The 2/7/10 San Francisco Chronicle Sunday Magazine carries an ad by Chateau Montelena that their 7 year quest to create yet another appellation within Napa surrounding their property has finally borne fruit. As of 1/7/10, Napa gets its 15th appellation: Calistoga. The region includes the hillside north of the Montelena property down to the Bale crossroad between Highway 29 and the Silverado Trail.

Can any of you name the other 14 Napa appellations? I certainly cannot recite them all. Thanks to a Google search here they are: Atlas Peak, Carneros, Chiles Valley, Diamond Mountain, Howell Mountain, Mount Veeder, Oak Knoll, Oakville, Rutherford, Spring Mountain, St. Helena, Stag’s Leap, Wild Horse Valley, Yountville, and now, Calistoga.

Sonoma has 13 appellations within it. Of the 165 wine appellations within the U.S., almost two-thirds, 93 are located in California.

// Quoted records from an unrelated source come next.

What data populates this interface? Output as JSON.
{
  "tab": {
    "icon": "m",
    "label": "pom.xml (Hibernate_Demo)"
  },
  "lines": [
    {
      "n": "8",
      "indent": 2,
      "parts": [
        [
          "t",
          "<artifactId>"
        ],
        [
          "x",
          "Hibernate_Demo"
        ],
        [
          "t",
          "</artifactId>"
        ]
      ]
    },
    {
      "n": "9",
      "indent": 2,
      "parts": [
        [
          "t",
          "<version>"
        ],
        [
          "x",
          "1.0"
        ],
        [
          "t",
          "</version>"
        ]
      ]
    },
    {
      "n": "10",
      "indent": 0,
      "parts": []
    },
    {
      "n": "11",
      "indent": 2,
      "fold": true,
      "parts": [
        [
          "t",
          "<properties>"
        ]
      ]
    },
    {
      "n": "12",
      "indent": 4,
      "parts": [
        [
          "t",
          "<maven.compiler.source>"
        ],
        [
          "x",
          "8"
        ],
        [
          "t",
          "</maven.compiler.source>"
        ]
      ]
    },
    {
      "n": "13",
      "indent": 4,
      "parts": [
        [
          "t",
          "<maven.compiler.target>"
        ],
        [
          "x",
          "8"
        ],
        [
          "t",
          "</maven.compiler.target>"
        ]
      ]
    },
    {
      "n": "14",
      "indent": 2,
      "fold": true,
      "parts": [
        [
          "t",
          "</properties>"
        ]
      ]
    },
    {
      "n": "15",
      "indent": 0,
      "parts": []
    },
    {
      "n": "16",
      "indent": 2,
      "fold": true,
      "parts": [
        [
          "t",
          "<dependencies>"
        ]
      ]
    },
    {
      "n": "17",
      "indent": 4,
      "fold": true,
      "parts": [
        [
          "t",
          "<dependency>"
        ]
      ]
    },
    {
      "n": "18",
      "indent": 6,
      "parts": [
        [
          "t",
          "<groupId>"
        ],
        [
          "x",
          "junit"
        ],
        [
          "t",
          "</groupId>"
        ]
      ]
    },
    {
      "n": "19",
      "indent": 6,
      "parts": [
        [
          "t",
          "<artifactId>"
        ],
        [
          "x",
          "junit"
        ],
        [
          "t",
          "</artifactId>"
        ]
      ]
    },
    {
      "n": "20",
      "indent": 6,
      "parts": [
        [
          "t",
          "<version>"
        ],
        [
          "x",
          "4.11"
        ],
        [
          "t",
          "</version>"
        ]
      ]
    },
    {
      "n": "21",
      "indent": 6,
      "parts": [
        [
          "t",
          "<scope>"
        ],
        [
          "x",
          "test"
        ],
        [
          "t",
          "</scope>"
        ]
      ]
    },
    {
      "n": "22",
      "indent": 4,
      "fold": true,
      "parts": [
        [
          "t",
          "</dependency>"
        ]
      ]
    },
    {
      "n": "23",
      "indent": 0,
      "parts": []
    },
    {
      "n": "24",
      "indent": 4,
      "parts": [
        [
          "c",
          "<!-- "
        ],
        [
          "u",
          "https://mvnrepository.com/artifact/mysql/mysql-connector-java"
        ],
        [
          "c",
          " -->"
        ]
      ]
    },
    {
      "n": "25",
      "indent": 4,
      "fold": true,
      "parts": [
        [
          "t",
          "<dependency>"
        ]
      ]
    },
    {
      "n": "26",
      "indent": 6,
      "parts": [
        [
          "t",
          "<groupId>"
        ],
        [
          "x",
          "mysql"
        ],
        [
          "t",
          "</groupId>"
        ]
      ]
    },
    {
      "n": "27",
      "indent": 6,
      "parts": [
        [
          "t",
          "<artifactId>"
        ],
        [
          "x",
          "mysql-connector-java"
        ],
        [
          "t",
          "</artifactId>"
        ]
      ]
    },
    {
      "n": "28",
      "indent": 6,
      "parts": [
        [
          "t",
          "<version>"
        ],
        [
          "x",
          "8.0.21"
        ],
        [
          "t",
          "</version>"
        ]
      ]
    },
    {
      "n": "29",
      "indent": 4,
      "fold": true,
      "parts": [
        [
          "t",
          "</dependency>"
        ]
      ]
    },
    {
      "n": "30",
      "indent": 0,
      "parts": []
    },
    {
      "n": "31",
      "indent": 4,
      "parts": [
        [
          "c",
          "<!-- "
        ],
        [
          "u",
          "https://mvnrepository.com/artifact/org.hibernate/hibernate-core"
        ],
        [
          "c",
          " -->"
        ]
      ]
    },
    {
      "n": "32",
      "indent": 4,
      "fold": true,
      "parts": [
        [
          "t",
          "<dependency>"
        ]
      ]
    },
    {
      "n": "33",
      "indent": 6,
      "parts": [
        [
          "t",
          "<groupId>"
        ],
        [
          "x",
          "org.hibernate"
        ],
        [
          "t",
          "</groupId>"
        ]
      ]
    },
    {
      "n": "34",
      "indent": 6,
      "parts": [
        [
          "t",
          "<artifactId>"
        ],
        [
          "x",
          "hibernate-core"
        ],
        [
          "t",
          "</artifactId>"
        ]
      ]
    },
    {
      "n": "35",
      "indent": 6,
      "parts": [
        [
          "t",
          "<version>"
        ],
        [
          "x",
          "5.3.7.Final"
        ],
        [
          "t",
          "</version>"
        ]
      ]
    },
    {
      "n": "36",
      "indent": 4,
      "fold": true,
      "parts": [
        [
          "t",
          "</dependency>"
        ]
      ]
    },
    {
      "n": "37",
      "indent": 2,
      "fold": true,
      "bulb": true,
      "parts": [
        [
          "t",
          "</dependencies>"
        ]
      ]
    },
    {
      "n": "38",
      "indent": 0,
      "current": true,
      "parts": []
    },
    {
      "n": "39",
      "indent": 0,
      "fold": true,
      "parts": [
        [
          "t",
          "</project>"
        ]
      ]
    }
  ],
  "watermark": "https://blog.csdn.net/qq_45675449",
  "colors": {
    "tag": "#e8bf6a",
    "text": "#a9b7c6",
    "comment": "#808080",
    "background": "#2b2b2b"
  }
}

Named appellations have become trademarks by which wineries can distinguish themselves from the ever enlarging crowd. I have always found it easier to buy wine, especially order wine in restaurants by a few rules of thumb concerning certain appellations that are consistently good or provide value for the mooney spent. My own personal list is about 5 in California. Who can remember 93?

Congratulations to Ch. Montelena, and good luck to you all making sense of all these subregions in our increasingly glamorous wine country.